The teachers are from different school districts but have firsthand experience with the digital transformation that is changing classrooms in McHenry County and the country.

The days of chalk, blackboards, classroom lectures and textbooks are fading. Traditional tools have been replaced with tablets, laptops, apps and a classroom learning style that puts more emphasis on the student rather than the teacher.

“My teaching has done a 180,” Engelbrecht said. “I have moved away from traditional lectures, and now the kids are doing their learning. It’s less me and more them.”

Engelbrecht’s freshman students are a part of the first class at Marengo District 154 to buy small laptops called Netbooks as a requirement for all subjects. Freshmen pay a $300 fee and will carry their Netbooks, a case and replacement battery for the next four years.

The laptops essentially put classes online. Software allows teachers to file and grade assignments, and students can access a range of research materials and resources.

Engelbrecht’s students write about lab assignments in Google Docs and publish their work online, where science professionals outside the district have been known to see and offer critiques.

At Martin Elementary in Lake in the Hills, Johnson’s fourth-graders use tablets to learn literacy. Her students have used the school-provided tablets for language exercises and to email Johnson after school with questions about the day’s lessons.
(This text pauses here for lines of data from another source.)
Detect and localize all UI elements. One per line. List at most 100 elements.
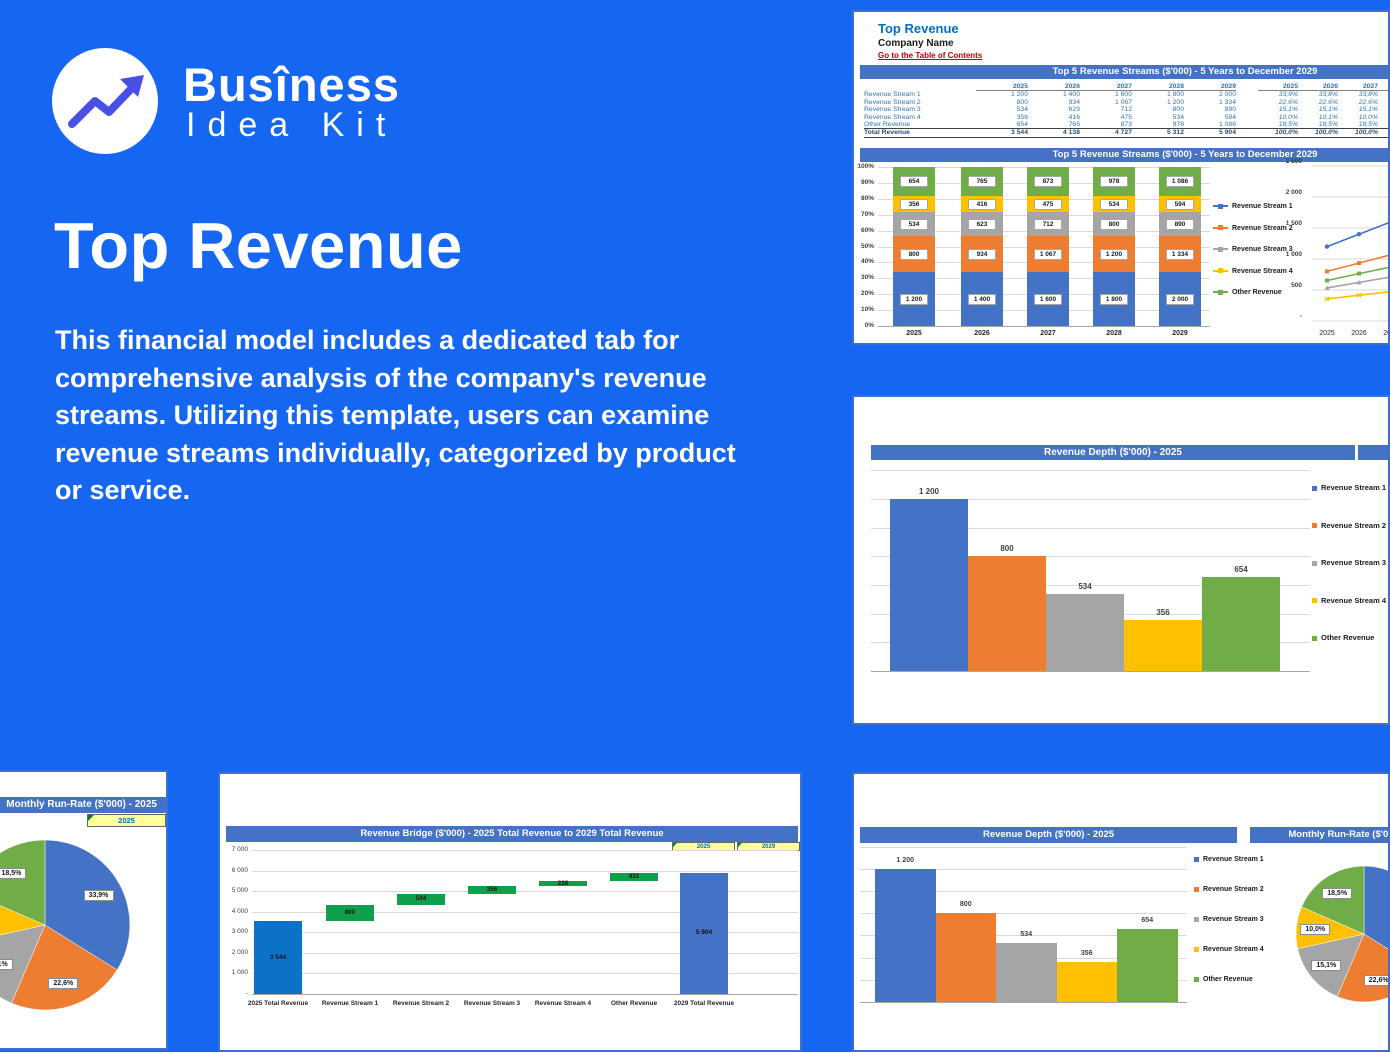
bar-2 — [968, 556, 1046, 671]
x-axis-label: Revenue Stream 3 — [463, 1000, 521, 1007]
value-cell: 2 000 — [1218, 91, 1236, 99]
year-selector-cell[interactable]: 2025 — [87, 814, 166, 827]
total-pct-cell: 100,0% — [1338, 128, 1378, 138]
x-axis-label: Revenue Stream 4 — [534, 1000, 592, 1007]
pct-cell: 18,5% — [1358, 121, 1378, 129]
value-cell: 800 — [1172, 106, 1184, 114]
panel-monthly-run-rate-pie: Monthly Run-Rate ($'000) - 2025 2025 33,… — [0, 770, 168, 1050]
data-label: 1 200 — [900, 293, 928, 305]
data-label: 712 — [1034, 218, 1062, 230]
total-cell: 4 138 — [1028, 128, 1080, 138]
grid-line — [252, 850, 798, 851]
pct-cell: 10,0% — [1358, 113, 1378, 121]
waterfall-chart: 7 000 6 000 5 000 4 000 3 000 2 000 1 000 - 3 54… — [220, 774, 800, 1050]
sheet-title: Top Revenue — [878, 21, 959, 36]
y-axis-label: 100% — [857, 163, 874, 170]
pct-cell: 18,5% — [1278, 121, 1298, 129]
bar-3 — [996, 942, 1057, 1002]
data-label: 654 — [900, 176, 928, 188]
pie-slice-label: 10,0% — [1300, 923, 1331, 935]
legend-line-marker-icon — [1213, 203, 1228, 209]
legend-entry: Other Revenue — [1312, 633, 1374, 642]
legend-square-icon — [1312, 598, 1317, 604]
grid-line — [871, 470, 1310, 472]
bar-1 — [890, 498, 968, 671]
pct-cell: 15,1% — [1318, 106, 1338, 114]
pct-cell: 10,1% — [1318, 113, 1338, 121]
revenue-table: 202520262027202820292025202620272028Reve… — [864, 83, 1388, 138]
bar-1 — [875, 868, 936, 1002]
legend-square-icon — [1312, 635, 1317, 641]
depth-bar-chart-small: 1 200 800 534 356 654 Revenue Stream 1 Revenue… — [854, 774, 1388, 1050]
y-axis-label: 30% — [860, 274, 874, 282]
pie-slice-label: 15,1% — [0, 958, 13, 970]
pct-cell: 22,6% — [1358, 98, 1378, 106]
data-label: 3 544 — [269, 953, 287, 961]
grid-line — [871, 556, 1310, 558]
pct-cell: 10,0% — [1278, 113, 1298, 121]
year-header: 2028 — [1132, 83, 1184, 92]
grid-line — [871, 584, 1310, 586]
y-axis-label: 1 000 — [1285, 251, 1302, 258]
y-axis-label: 7 000 — [231, 846, 248, 853]
panel-revenue-bridge: Revenue Bridge ($'000) - 2025 Total Reve… — [218, 772, 802, 1052]
data-label: 534 — [1078, 582, 1092, 592]
year-header: 2027 — [1080, 83, 1132, 92]
x-axis-label: 2027 — [1383, 330, 1388, 337]
legend-entry: Other Revenue — [1194, 976, 1253, 983]
legend-square-icon — [1194, 856, 1199, 862]
total-cell: 3 544 — [976, 128, 1028, 138]
waterfall-bar — [326, 904, 374, 922]
legend-line-marker-icon — [1213, 225, 1228, 231]
y-axis-label: 90% — [860, 178, 874, 186]
data-label: 873 — [1034, 176, 1062, 188]
row-label: Revenue Stream 2 — [864, 98, 921, 106]
value-cell: 890 — [1224, 106, 1236, 114]
table-header-bar: Top 5 Revenue Streams ($'000) - 5 Years … — [860, 65, 1388, 79]
legend-entry: Revenue Stream 2 — [1312, 521, 1386, 530]
bar-5 — [1202, 577, 1280, 671]
grid-line — [252, 911, 798, 913]
value-cell: 475 — [1120, 113, 1132, 121]
data-label: 978 — [1100, 176, 1128, 188]
value-cell: 1 086 — [1218, 121, 1236, 129]
waterfall-bar — [680, 872, 728, 994]
run-rate-pie-chart-small: 33,9%22,6%15,1%10,0%18,5% — [854, 774, 1388, 1050]
data-label: 356 — [900, 198, 928, 210]
data-label: 1 800 — [1100, 293, 1128, 305]
pie-slice-label: 22,6% — [1363, 975, 1388, 987]
value-cell: 654 — [1016, 121, 1028, 129]
data-label: 800 — [1100, 218, 1128, 230]
pct-cell: 22,6% — [1278, 98, 1298, 106]
data-label: 356 — [1080, 950, 1093, 958]
bar-5 — [1117, 929, 1178, 1002]
total-pct-cell: 100,0% — [1258, 128, 1298, 138]
grid-line — [871, 498, 1310, 500]
value-cell: 978 — [1172, 121, 1184, 129]
pct-cell: 15,1% — [1358, 106, 1378, 114]
y-axis-label: 2 000 — [1285, 189, 1302, 196]
value-cell: 1 200 — [1166, 98, 1184, 106]
y-axis-label: 40% — [860, 258, 874, 266]
data-label: 934 — [968, 248, 996, 260]
value-cell: 1 200 — [1010, 91, 1028, 99]
grid-line — [860, 891, 1187, 892]
brand-name-line1: Busîness — [183, 58, 400, 111]
table-of-contents-link[interactable]: Go to the Table of Contents — [878, 51, 983, 60]
value-cell: 416 — [1068, 113, 1080, 121]
y-axis-label: 70% — [860, 210, 874, 218]
waterfall-bar — [397, 893, 445, 905]
legend-entry: Revenue Stream 4 — [1312, 596, 1386, 605]
y-axis-label: 60% — [860, 226, 874, 234]
data-label: 594 — [1166, 198, 1194, 210]
cell-marker-icon — [88, 815, 94, 821]
legend-entry: Revenue Stream 4 — [1194, 946, 1264, 953]
y-axis-label: 500 — [1291, 282, 1302, 289]
value-cell: 623 — [1068, 106, 1080, 114]
y-axis-label: 5 000 — [231, 887, 248, 895]
cell-marker-icon — [673, 843, 677, 847]
data-label: 534 — [415, 895, 427, 903]
year-header: 2025 — [1258, 83, 1298, 92]
value-cell: 534 — [1016, 106, 1028, 114]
“If they have a question, they can Google it themselves and take a more active role in their learning,” Johnson said. “I see much more motivation and willingness to do projects.”

High School District 156 in McHenry will ask voters in an April referendum about refinancing bonds to upgrade the district’s antiquated computer network to a wireless one that can support laptops and tablets in classrooms.

But there can be drawbacks to increased use of technology in the classroom. About 87 percent of 2,462 teachers recently surveyed by the Pew Internet Project said technology is creating an “easily distracted generation with short attention spans.”